The planet had six land masses for its trees, four of them a bit bigger, apiece, than Key West. The fifth was about the size of Macallan on Pupil III, if you know it—a little bigger than North America.
The sixth was the size of a really large continent. Tree had decided to go out of its way to show the visitor that it could grow continents in style, and shouldn’t be judged by pinched and early efforts. The big one was where most of the vegetable and animal life seemed to thrive—except for water creatures, of course, though the liquid that washed about three-fifths of the world wasn’t quite water any more than the air was quite Earth-normal air; it was breathable, it did not cause fits or dizziness or nausea, but its figures were just that little bit different, as expected; planets can be siblings, but not, as of right now, identical twins. Though you might not want to take any large bets on that for the next five or six worlds; who knows what the next one is going to be like?
And though there were predators and predatees in the water, as usual exchanging places with each bite, they could safely be left for a little later in my inquiries. My first job was figuring out how to live on land.
I had a portable house. Not a tent, not a jump back into the ship, but a jiffy-building that ran itself up in a hurry—and a good thing, too, because I don’t take my Totum and Robbies planet-testing with me, and I am just too damned lazy to build a log-cabin type of dwelling all by myself. It isn’t at all like dishwashing, and even less like fine cookery.
I had some weapons, too. The planet didn’t look as if it was about to toss up anything wildly dangerous—just the usual animals, more or less, most small and a few surprisingly large, with claws, teeth, serrated beaks, the occasional horn, and other expectable equipment.
Now, most animals, on any world, won’t eat totally unfamiliar things. The stuff might be poisonous. It might taste terrible. It might eat you right back.
But in amassing enough data to come to a decision that some one particular thing is really, totally unfamiliar, most animals will cause death, and great agony. Rather than give them the trouble of trying me out and deciding that I was not edible—a sheer waste of the animal’s time—I carried a variety of weaponry.
And some other things… No sense in running through a full inventory here and now.
So I set up my light housekeeping with heavy weapons, and began making the first, and most important check list: Things to Eat.
It really doesn’t matter if you’re perfectly safe—armed against all intruders, nicely supplied with oxygen and so forth—if there is nothing on the planet you can eat, and eat regularly and often. If that’s the fact, you’re not a colonist, you’re a tourist.

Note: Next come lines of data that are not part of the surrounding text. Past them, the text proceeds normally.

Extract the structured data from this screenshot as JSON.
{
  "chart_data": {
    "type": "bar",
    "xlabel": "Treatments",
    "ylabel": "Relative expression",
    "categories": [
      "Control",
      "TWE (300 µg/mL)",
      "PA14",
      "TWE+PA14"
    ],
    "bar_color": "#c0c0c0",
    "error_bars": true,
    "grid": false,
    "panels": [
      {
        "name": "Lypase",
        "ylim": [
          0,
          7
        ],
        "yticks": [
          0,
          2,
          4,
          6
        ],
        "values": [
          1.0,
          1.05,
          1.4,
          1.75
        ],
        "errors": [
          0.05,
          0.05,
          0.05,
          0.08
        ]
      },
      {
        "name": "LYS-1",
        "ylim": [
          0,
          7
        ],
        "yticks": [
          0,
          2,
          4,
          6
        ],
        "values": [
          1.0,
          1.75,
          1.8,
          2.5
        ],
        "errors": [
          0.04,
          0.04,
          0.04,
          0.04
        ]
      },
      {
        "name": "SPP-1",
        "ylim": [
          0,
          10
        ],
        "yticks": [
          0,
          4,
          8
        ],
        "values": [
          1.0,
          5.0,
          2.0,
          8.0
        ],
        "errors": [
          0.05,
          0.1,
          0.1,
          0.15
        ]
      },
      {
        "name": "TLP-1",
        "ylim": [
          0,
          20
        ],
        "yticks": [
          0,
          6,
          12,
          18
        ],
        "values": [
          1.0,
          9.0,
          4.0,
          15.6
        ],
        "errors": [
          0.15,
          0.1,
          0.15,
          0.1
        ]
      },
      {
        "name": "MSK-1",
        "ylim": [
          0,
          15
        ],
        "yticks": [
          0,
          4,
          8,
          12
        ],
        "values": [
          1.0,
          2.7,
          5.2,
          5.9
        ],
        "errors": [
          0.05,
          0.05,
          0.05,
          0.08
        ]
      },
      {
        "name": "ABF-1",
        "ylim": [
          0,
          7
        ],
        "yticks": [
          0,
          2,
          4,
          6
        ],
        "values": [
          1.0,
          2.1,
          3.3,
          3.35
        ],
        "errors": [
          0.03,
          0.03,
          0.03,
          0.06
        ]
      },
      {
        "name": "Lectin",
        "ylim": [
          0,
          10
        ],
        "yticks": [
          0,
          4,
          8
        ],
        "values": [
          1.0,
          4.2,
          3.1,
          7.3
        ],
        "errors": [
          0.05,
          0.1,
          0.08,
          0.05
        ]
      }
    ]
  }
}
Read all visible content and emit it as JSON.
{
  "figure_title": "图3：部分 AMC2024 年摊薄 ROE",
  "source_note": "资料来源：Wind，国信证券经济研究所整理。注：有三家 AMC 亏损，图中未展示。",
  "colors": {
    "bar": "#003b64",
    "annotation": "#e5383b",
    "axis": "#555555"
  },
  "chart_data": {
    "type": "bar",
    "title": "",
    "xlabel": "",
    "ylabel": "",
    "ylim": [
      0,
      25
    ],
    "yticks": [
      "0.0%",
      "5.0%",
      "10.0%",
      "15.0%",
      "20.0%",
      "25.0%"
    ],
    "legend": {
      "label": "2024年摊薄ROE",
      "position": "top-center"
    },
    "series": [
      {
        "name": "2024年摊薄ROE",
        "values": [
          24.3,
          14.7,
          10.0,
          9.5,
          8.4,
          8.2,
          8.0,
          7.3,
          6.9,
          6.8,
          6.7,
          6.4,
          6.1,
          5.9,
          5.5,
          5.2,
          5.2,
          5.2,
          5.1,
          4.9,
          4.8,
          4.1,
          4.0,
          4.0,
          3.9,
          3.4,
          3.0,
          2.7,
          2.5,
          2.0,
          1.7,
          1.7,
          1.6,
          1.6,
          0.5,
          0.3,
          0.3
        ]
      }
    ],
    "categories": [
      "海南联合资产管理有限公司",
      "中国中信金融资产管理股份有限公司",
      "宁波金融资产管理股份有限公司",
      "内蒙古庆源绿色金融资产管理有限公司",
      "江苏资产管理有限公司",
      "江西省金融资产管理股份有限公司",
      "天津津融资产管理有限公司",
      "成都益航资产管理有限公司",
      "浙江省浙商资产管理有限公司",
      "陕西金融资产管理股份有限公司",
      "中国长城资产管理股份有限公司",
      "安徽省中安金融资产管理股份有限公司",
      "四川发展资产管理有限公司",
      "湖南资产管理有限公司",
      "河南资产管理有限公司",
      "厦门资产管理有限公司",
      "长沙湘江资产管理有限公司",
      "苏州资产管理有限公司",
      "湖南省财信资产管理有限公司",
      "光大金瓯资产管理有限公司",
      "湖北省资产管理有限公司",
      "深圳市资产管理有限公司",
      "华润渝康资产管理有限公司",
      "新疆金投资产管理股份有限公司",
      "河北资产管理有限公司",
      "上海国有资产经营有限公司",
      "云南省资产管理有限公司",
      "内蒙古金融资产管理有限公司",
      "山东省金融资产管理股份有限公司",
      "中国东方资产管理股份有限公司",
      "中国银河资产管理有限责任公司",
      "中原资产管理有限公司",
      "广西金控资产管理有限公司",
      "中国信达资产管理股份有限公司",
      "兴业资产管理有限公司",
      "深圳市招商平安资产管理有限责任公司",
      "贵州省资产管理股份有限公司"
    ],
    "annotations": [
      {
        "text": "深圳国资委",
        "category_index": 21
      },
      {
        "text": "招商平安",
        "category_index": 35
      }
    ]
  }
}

The drones had made some spot analyses not only of atmospheric components but of chemical properties of local animal and vegetable life. There were a few poisonous things, mostly among the plants (though there was one wondrous animal that looked a little like a giraffe with very, very long ears, which killed its prey by spitting a sort of chlorinated goo at it through a tubed tongue; Mother Nature gets exceptionally weird now and then, doesn’t she?), and as usual on almost any world there were a) trace elements missing, which colonists would have to supply either by growing things from elsewhere or by keeping factories of some sort busy, and b) trace elements added, which colonists would have to watch out for by diet regimens and by providing some sort of chelating process if needed to remove the stuff.